Fundador da BitMart rejeita auditoria enquanto utilizadores reportam fundos bloqueados
Fonte: CoinDesk·Publicado em 17/08/2026 às 17:03

O fundador da exchange de criptomoedas BitMart rejeitou exigências para explicar porque é que vários clientes não conseguem retirar os seus fundos e alguns funcionários não receberam os salários de julho. Sheldon Lee afirmou que a conta em chinês da plataforma na rede social X, que publicou os pedidos de auditoria, tinha sido pirateada.
Segundo a CoinDesk, a publicação na conta em mandarim apelava a que Lee e o seu sócio Yi Li abrissem os livros de contas, incluindo carteiras, ativos, passivos e reservas disponíveis, a uma verificação independente. O prazo dado ao fundador para responder terminava a 19 de agosto. A BitMart tinha anunciado em julho o fim das operações, com o último dia de negociação marcado para 26 de agosto, mas muitos utilizadores continuam a reportar levantamentos bloqueados.
Na sua resposta, Lee não abordou diretamente as exigências de auditoria, focando-se apenas no alegado ataque informático. O responsável afirmou ter recolhido evidências completas do conteúdo publicado, classificando-o como rumores fabricados, e anunciou que iria apresentar queixa às autoridades e enviar uma carta de advogado à plataforma X exigindo perícia técnica e de dados.
Relativante aos salários em atraso dos funcionários, o fundador da exchange sediada nas Ilhas Caimão declarou que os ativos dos trabalhadores não têm prioridade sobre os dos clientes, afirmando que todos são clientes e não existem privilégios.

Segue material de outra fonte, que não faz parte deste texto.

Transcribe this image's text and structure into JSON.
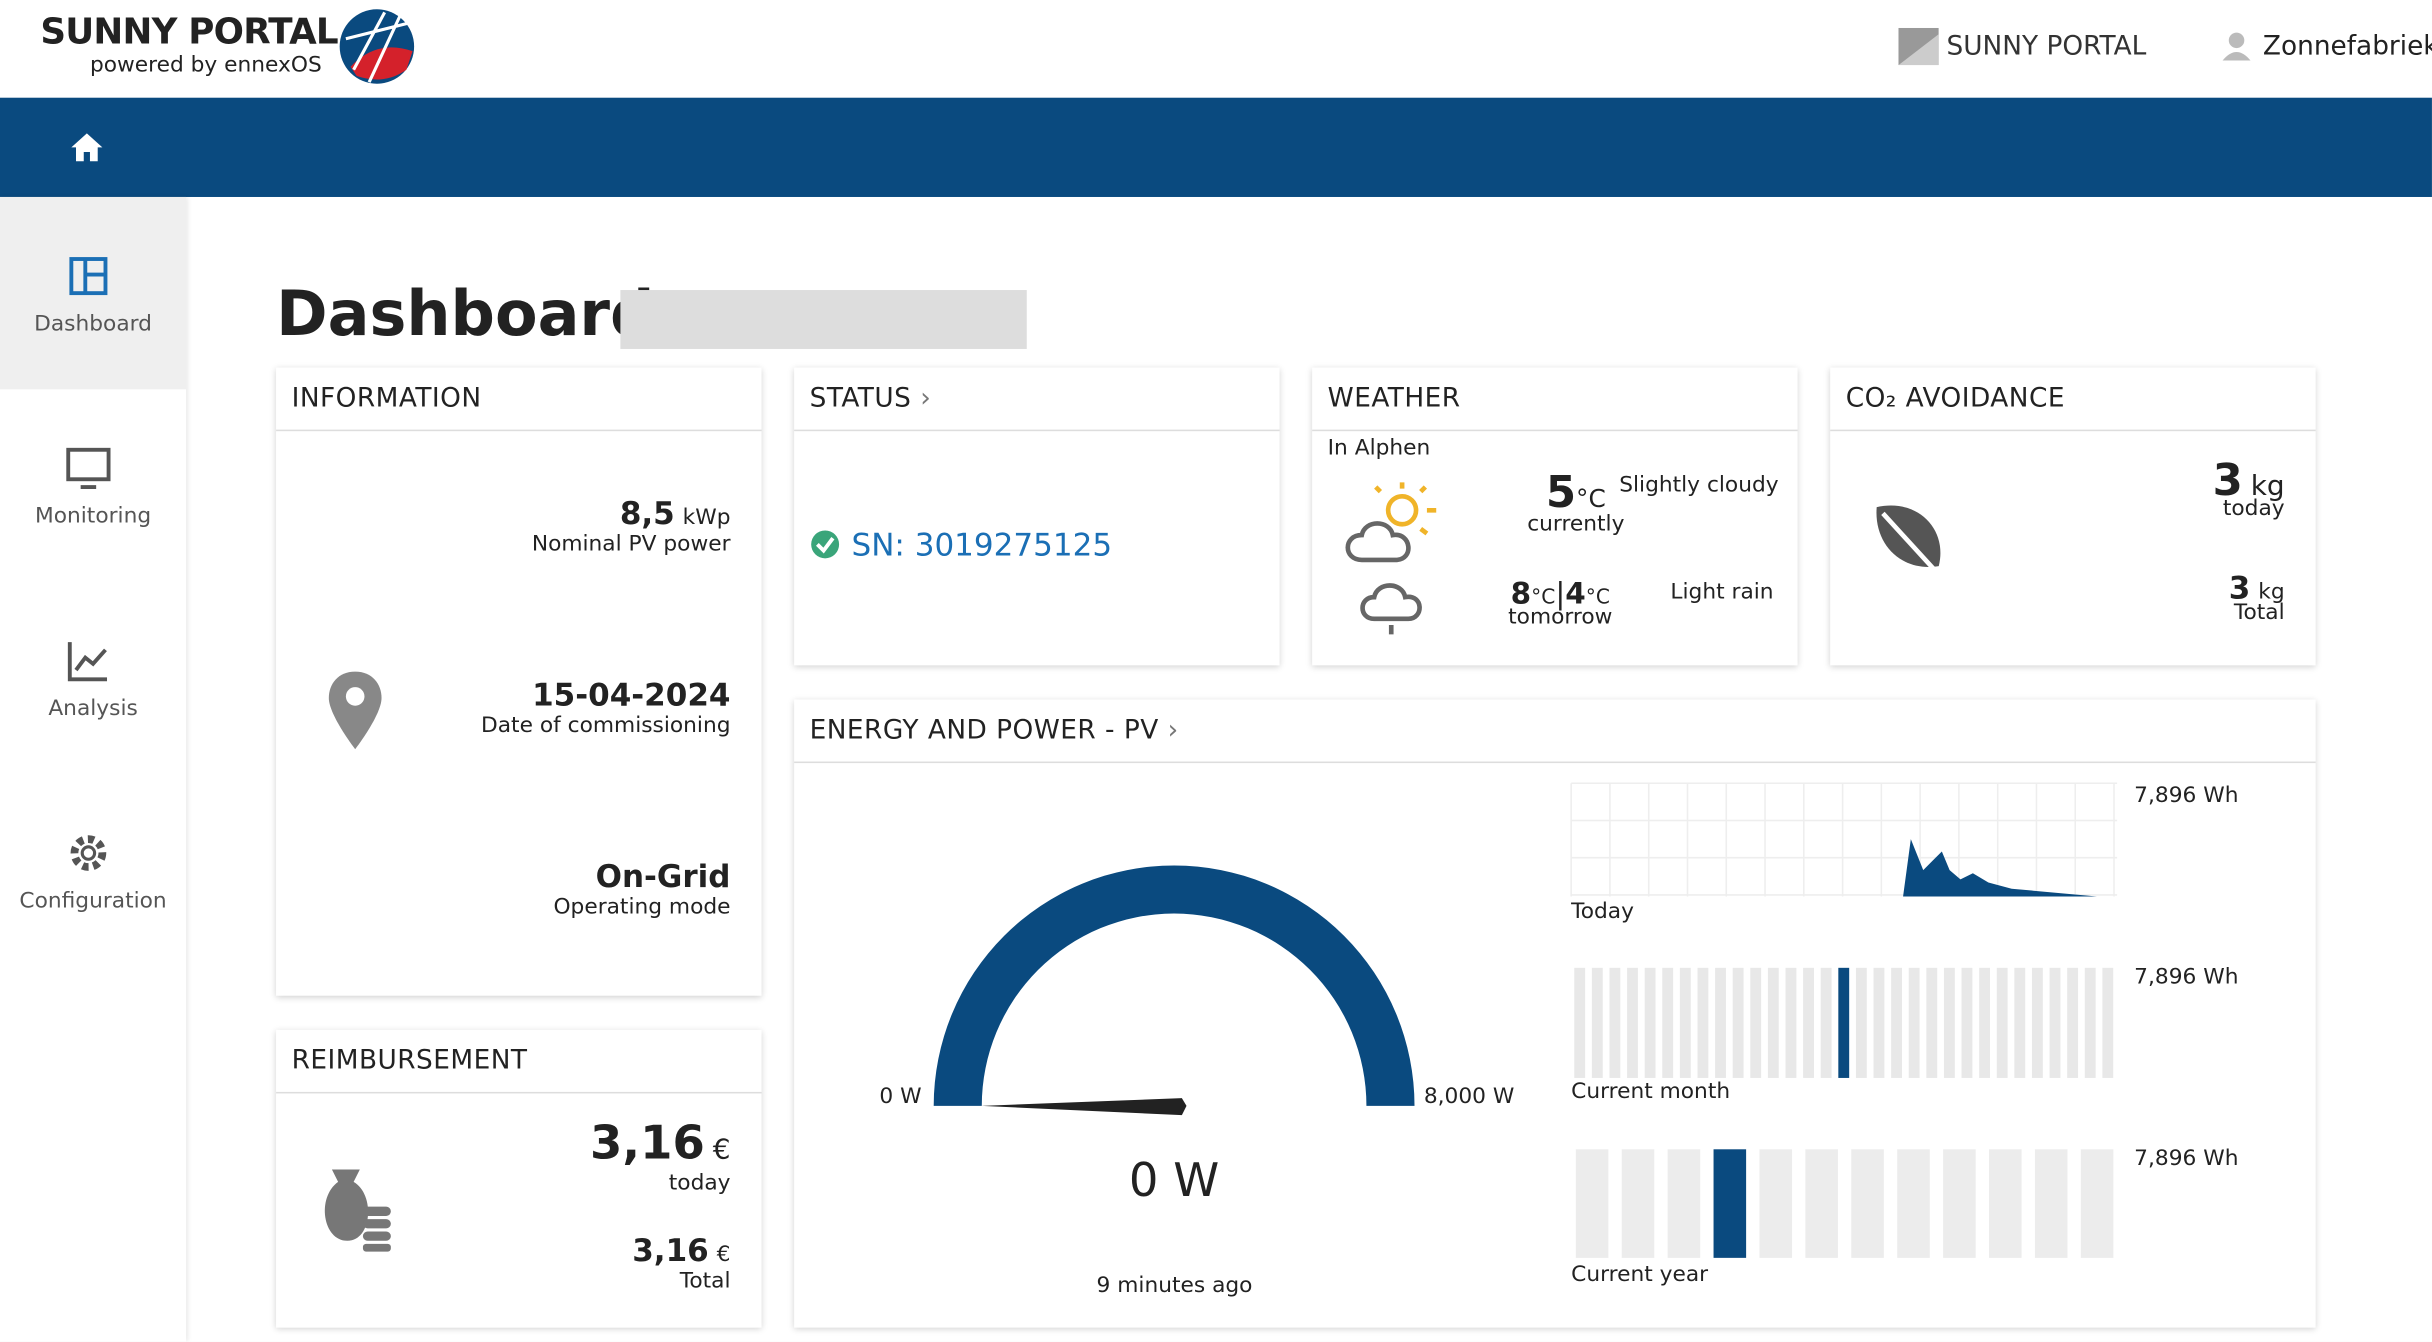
{
  "header": {
    "logo_title": "SUNNY PORTAL",
    "logo_subtitle": "powered by ennexOS",
    "portal_menu": "SUNNY PORTAL",
    "user": "Zonnefabriek r"
  },
  "sidebar": {
    "items": [
      "Dashboard",
      "Monitoring",
      "Analysis",
      "Configuration"
    ]
  },
  "page": {
    "title": "Dashboard"
  },
  "information": {
    "title": "INFORMATION",
    "power_value": "8,5",
    "power_unit": "kWp",
    "power_label": "Nominal PV power",
    "date_value": "15-04-2024",
    "date_label": "Date of commissioning",
    "mode_value": "On-Grid",
    "mode_label": "Operating mode"
  },
  "status": {
    "title": "STATUS",
    "serial": "SN: 3019275125"
  },
  "weather": {
    "title": "WEATHER",
    "location": "In Alphen",
    "current_temp": "5",
    "current_unit": "°C",
    "current_label": "currently",
    "current_desc": "Slightly cloudy",
    "tomorrow_high": "8",
    "tomorrow_high_unit": "°C",
    "separator": "|",
    "tomorrow_low": "4",
    "tomorrow_low_unit": "°C",
    "tomorrow_label": "tomorrow",
    "tomorrow_desc": "Light rain"
  },
  "co2": {
    "title": "CO₂ AVOIDANCE",
    "today_value": "3",
    "today_unit": "kg",
    "today_label": "today",
    "total_value": "3",
    "total_unit": "kg",
    "total_label": "Total"
  },
  "reimbursement": {
    "title": "REIMBURSEMENT",
    "today_value": "3,16",
    "today_unit": "€",
    "today_label": "today",
    "total_value": "3,16",
    "total_unit": "€",
    "total_label": "Total"
  },
  "energy": {
    "title": "ENERGY AND POWER - PV",
    "gauge_min": "0 W",
    "gauge_max": "8,000 W",
    "gauge_value": "0 W",
    "updated": "9 minutes ago",
    "today_max": "7,896 Wh",
    "today_label": "Today",
    "month_max": "7,896 Wh",
    "month_label": "Current month",
    "year_max": "7,896 Wh",
    "year_label": "Current year"
  }
}
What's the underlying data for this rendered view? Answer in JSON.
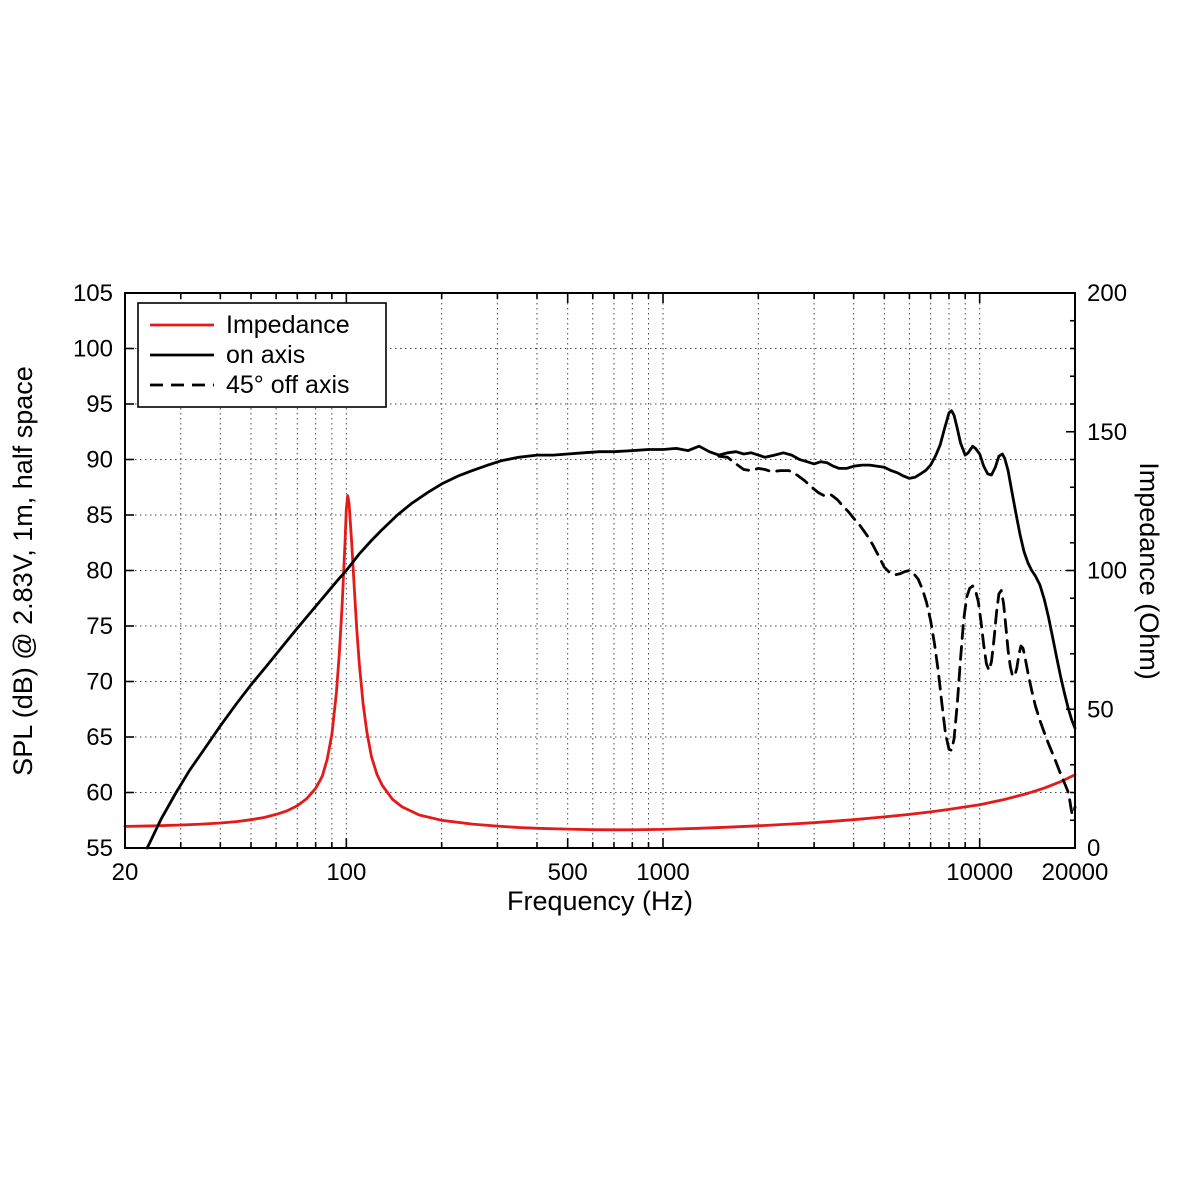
{
  "chart_data": {
    "type": "line",
    "title": "",
    "xlabel": "Frequency (Hz)",
    "ylabel_left": "SPL (dB) @ 2.83V, 1m, half space",
    "ylabel_right": "Impedance (Ohm)",
    "x_scale": "log",
    "x_range": [
      20,
      20000
    ],
    "y_left_range": [
      55,
      105
    ],
    "y_right_range": [
      0,
      200
    ],
    "grid": "dotted",
    "legend_position": "top-left",
    "x_tick_labels": [
      {
        "value": 20,
        "label": "20"
      },
      {
        "value": 100,
        "label": "100"
      },
      {
        "value": 500,
        "label": "500"
      },
      {
        "value": 1000,
        "label": "1000"
      },
      {
        "value": 10000,
        "label": "10000"
      },
      {
        "value": 20000,
        "label": "20000"
      }
    ],
    "y_left_ticks": [
      55,
      60,
      65,
      70,
      75,
      80,
      85,
      90,
      95,
      100,
      105
    ],
    "y_right_ticks": [
      0,
      50,
      100,
      150,
      200
    ],
    "series": [
      {
        "id": "impedance",
        "name": "Impedance",
        "axis": "right",
        "unit": "Ohm",
        "color": "#e41a1a",
        "style": "solid",
        "points": [
          [
            20,
            7.8
          ],
          [
            25,
            8.0
          ],
          [
            30,
            8.3
          ],
          [
            35,
            8.6
          ],
          [
            40,
            9.0
          ],
          [
            45,
            9.5
          ],
          [
            50,
            10.2
          ],
          [
            55,
            11.0
          ],
          [
            60,
            12.1
          ],
          [
            65,
            13.4
          ],
          [
            70,
            15.2
          ],
          [
            75,
            17.8
          ],
          [
            80,
            21.5
          ],
          [
            84,
            26
          ],
          [
            87,
            32
          ],
          [
            90,
            41
          ],
          [
            93,
            56
          ],
          [
            95,
            70
          ],
          [
            97,
            88
          ],
          [
            99,
            110
          ],
          [
            100,
            122
          ],
          [
            101,
            127
          ],
          [
            102,
            124
          ],
          [
            104,
            110
          ],
          [
            106,
            93
          ],
          [
            108,
            78
          ],
          [
            110,
            66
          ],
          [
            113,
            52
          ],
          [
            116,
            42
          ],
          [
            120,
            33
          ],
          [
            125,
            26.5
          ],
          [
            130,
            22.5
          ],
          [
            140,
            17.5
          ],
          [
            150,
            14.8
          ],
          [
            170,
            11.9
          ],
          [
            200,
            10.0
          ],
          [
            250,
            8.6
          ],
          [
            300,
            7.9
          ],
          [
            350,
            7.4
          ],
          [
            400,
            7.1
          ],
          [
            500,
            6.8
          ],
          [
            600,
            6.6
          ],
          [
            700,
            6.55
          ],
          [
            800,
            6.55
          ],
          [
            1000,
            6.7
          ],
          [
            1300,
            7.1
          ],
          [
            1600,
            7.5
          ],
          [
            2000,
            8.0
          ],
          [
            2500,
            8.6
          ],
          [
            3000,
            9.1
          ],
          [
            4000,
            10.2
          ],
          [
            5000,
            11.2
          ],
          [
            6000,
            12.1
          ],
          [
            7000,
            13.0
          ],
          [
            8000,
            13.9
          ],
          [
            9000,
            14.8
          ],
          [
            10000,
            15.6
          ],
          [
            12000,
            17.5
          ],
          [
            14000,
            19.5
          ],
          [
            16000,
            21.6
          ],
          [
            18000,
            23.9
          ],
          [
            20000,
            26.4
          ]
        ]
      },
      {
        "id": "on-axis",
        "name": "on axis",
        "axis": "left",
        "unit": "dB",
        "color": "#000000",
        "style": "solid",
        "points": [
          [
            23.5,
            55.0
          ],
          [
            26,
            57.6
          ],
          [
            29,
            60.0
          ],
          [
            32,
            62.0
          ],
          [
            36,
            64.1
          ],
          [
            40,
            66.0
          ],
          [
            45,
            68.0
          ],
          [
            50,
            69.7
          ],
          [
            56,
            71.4
          ],
          [
            63,
            73.2
          ],
          [
            70,
            74.8
          ],
          [
            78,
            76.4
          ],
          [
            87,
            78.0
          ],
          [
            95,
            79.3
          ],
          [
            100,
            80.0
          ],
          [
            110,
            81.5
          ],
          [
            120,
            82.7
          ],
          [
            130,
            83.7
          ],
          [
            145,
            85.0
          ],
          [
            160,
            86.0
          ],
          [
            180,
            87.0
          ],
          [
            200,
            87.8
          ],
          [
            225,
            88.5
          ],
          [
            250,
            89.0
          ],
          [
            280,
            89.5
          ],
          [
            310,
            89.9
          ],
          [
            350,
            90.2
          ],
          [
            400,
            90.4
          ],
          [
            450,
            90.4
          ],
          [
            500,
            90.5
          ],
          [
            560,
            90.6
          ],
          [
            630,
            90.7
          ],
          [
            700,
            90.7
          ],
          [
            800,
            90.8
          ],
          [
            900,
            90.9
          ],
          [
            1000,
            90.9
          ],
          [
            1100,
            91.0
          ],
          [
            1200,
            90.8
          ],
          [
            1300,
            91.2
          ],
          [
            1400,
            90.7
          ],
          [
            1500,
            90.4
          ],
          [
            1600,
            90.6
          ],
          [
            1700,
            90.7
          ],
          [
            1800,
            90.5
          ],
          [
            1900,
            90.6
          ],
          [
            2000,
            90.4
          ],
          [
            2100,
            90.2
          ],
          [
            2250,
            90.4
          ],
          [
            2400,
            90.6
          ],
          [
            2550,
            90.4
          ],
          [
            2700,
            90.0
          ],
          [
            2850,
            89.8
          ],
          [
            3000,
            89.6
          ],
          [
            3150,
            89.8
          ],
          [
            3300,
            89.7
          ],
          [
            3450,
            89.4
          ],
          [
            3600,
            89.2
          ],
          [
            3800,
            89.2
          ],
          [
            4000,
            89.4
          ],
          [
            4250,
            89.5
          ],
          [
            4500,
            89.5
          ],
          [
            4750,
            89.4
          ],
          [
            5000,
            89.3
          ],
          [
            5250,
            89.0
          ],
          [
            5500,
            88.8
          ],
          [
            5750,
            88.5
          ],
          [
            6000,
            88.3
          ],
          [
            6250,
            88.4
          ],
          [
            6500,
            88.7
          ],
          [
            6750,
            89.0
          ],
          [
            7000,
            89.5
          ],
          [
            7250,
            90.3
          ],
          [
            7500,
            91.3
          ],
          [
            7750,
            92.8
          ],
          [
            8000,
            94.2
          ],
          [
            8150,
            94.4
          ],
          [
            8300,
            94.0
          ],
          [
            8500,
            92.8
          ],
          [
            8700,
            91.5
          ],
          [
            9000,
            90.4
          ],
          [
            9200,
            90.6
          ],
          [
            9500,
            91.2
          ],
          [
            9700,
            91.0
          ],
          [
            10000,
            90.5
          ],
          [
            10300,
            89.4
          ],
          [
            10600,
            88.7
          ],
          [
            10900,
            88.6
          ],
          [
            11200,
            89.3
          ],
          [
            11500,
            90.3
          ],
          [
            11800,
            90.5
          ],
          [
            12000,
            90.1
          ],
          [
            12300,
            89.0
          ],
          [
            12600,
            87.3
          ],
          [
            13000,
            85.2
          ],
          [
            13400,
            83.3
          ],
          [
            13800,
            81.7
          ],
          [
            14200,
            80.7
          ],
          [
            14600,
            80.0
          ],
          [
            15000,
            79.5
          ],
          [
            15500,
            78.7
          ],
          [
            16000,
            77.4
          ],
          [
            16500,
            75.8
          ],
          [
            17000,
            74.0
          ],
          [
            17500,
            72.2
          ],
          [
            18000,
            70.5
          ],
          [
            18500,
            69.0
          ],
          [
            19000,
            67.7
          ],
          [
            19500,
            66.6
          ],
          [
            20000,
            65.8
          ]
        ]
      },
      {
        "id": "off-axis-45",
        "name": "45° off axis",
        "axis": "left",
        "unit": "dB",
        "color": "#000000",
        "style": "dashed",
        "points": [
          [
            1500,
            90.3
          ],
          [
            1600,
            90.2
          ],
          [
            1700,
            89.6
          ],
          [
            1800,
            89.1
          ],
          [
            1900,
            89.0
          ],
          [
            2000,
            89.2
          ],
          [
            2100,
            89.1
          ],
          [
            2200,
            88.9
          ],
          [
            2350,
            89.0
          ],
          [
            2500,
            89.0
          ],
          [
            2650,
            88.6
          ],
          [
            2800,
            88.1
          ],
          [
            2950,
            87.5
          ],
          [
            3100,
            87.0
          ],
          [
            3250,
            86.7
          ],
          [
            3400,
            86.8
          ],
          [
            3550,
            86.4
          ],
          [
            3700,
            85.8
          ],
          [
            3850,
            85.3
          ],
          [
            4000,
            84.7
          ],
          [
            4200,
            84.0
          ],
          [
            4400,
            83.2
          ],
          [
            4600,
            82.3
          ],
          [
            4800,
            81.3
          ],
          [
            5000,
            80.3
          ],
          [
            5200,
            79.8
          ],
          [
            5400,
            79.6
          ],
          [
            5600,
            79.7
          ],
          [
            5800,
            79.9
          ],
          [
            6000,
            80.0
          ],
          [
            6200,
            79.7
          ],
          [
            6400,
            79.2
          ],
          [
            6600,
            78.3
          ],
          [
            6800,
            77.1
          ],
          [
            7000,
            75.5
          ],
          [
            7200,
            73.4
          ],
          [
            7400,
            70.9
          ],
          [
            7600,
            68.0
          ],
          [
            7800,
            65.3
          ],
          [
            8000,
            63.9
          ],
          [
            8150,
            63.8
          ],
          [
            8300,
            64.8
          ],
          [
            8500,
            68.0
          ],
          [
            8700,
            72.0
          ],
          [
            8900,
            75.5
          ],
          [
            9100,
            77.6
          ],
          [
            9300,
            78.4
          ],
          [
            9500,
            78.6
          ],
          [
            9700,
            78.2
          ],
          [
            9900,
            77.2
          ],
          [
            10100,
            75.4
          ],
          [
            10300,
            73.3
          ],
          [
            10500,
            71.6
          ],
          [
            10700,
            71.0
          ],
          [
            10900,
            71.8
          ],
          [
            11100,
            73.8
          ],
          [
            11300,
            76.2
          ],
          [
            11500,
            77.9
          ],
          [
            11700,
            78.2
          ],
          [
            11900,
            77.0
          ],
          [
            12100,
            74.9
          ],
          [
            12300,
            72.8
          ],
          [
            12500,
            71.3
          ],
          [
            12700,
            70.5
          ],
          [
            12900,
            70.5
          ],
          [
            13100,
            71.2
          ],
          [
            13300,
            72.4
          ],
          [
            13500,
            73.2
          ],
          [
            13700,
            73.0
          ],
          [
            13900,
            72.2
          ],
          [
            14200,
            70.8
          ],
          [
            14600,
            69.2
          ],
          [
            15000,
            67.8
          ],
          [
            15500,
            66.5
          ],
          [
            16000,
            65.4
          ],
          [
            16500,
            64.4
          ],
          [
            17000,
            63.5
          ],
          [
            17500,
            62.6
          ],
          [
            18000,
            61.7
          ],
          [
            18500,
            60.9
          ],
          [
            19000,
            60.1
          ],
          [
            19200,
            59.5
          ],
          [
            19400,
            58.7
          ],
          [
            19600,
            58.0
          ],
          [
            19800,
            58.1
          ],
          [
            20000,
            58.7
          ]
        ]
      }
    ]
  }
}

Um utilizador conhecido como BeardStaff relatou que os seus ativos, no valor de 10 milhões de dólares, estão inacessíveis desde o anúncio de 26 de julho, e que um gestor VIP dedicado o removeu do Telegram no mesmo dia em que os levantamentos foram bloqueados.
O investigador onchain ZachXBT questionou Lee diretamente, sugerindo que se a exchange realmente tivesse liquidez, deveria simplesmente devolver os fundos a todos em vez de publicar declarações vagas. Outro utilizador foi mais direto ao afirmar que ninguém perguntou se a conta tinha sido pirateada, exigindo uma resposta sobre quando os utilizadores poderão levantar os seus fundos.
Roshan Dharia, diretor executivo da firma de investimento em ativos em dificuldades Echo Base, revelou que a sua empresa ofereceu à BitMart um pacote de reestruturação financiado, incluindo financiamento em regime de insolvência e capital próprio, subscrito pela Echo Base como credora. No entanto, a BitMart não respondeu à proposta.
Dharia alertou que uma carteira custodial desta dimensão não pode ser resolvida consensualmente, porque não é possível contactar de forma fiável uma base tão dispersa de clientes de retalho, e cada utilizador não contactado mantém direito à reclamação integral. Segundo o responsável, não existe versão deste cenário que termine bem sem recurso a tribunal, sendo a única questão se a BitMart apresentará um plano com um patrocinador financiado ou será levada aos tribunais pelos próprios reclamantes. O autor da publicação na rede social ameaçou submeter todos os dados, pistas de fundos e evidências disponíveis às autoridades policiais, reguladores, advogados e meios de comunicação em todo o mundo caso não receba resposta verificável até ao prazo estabelecido.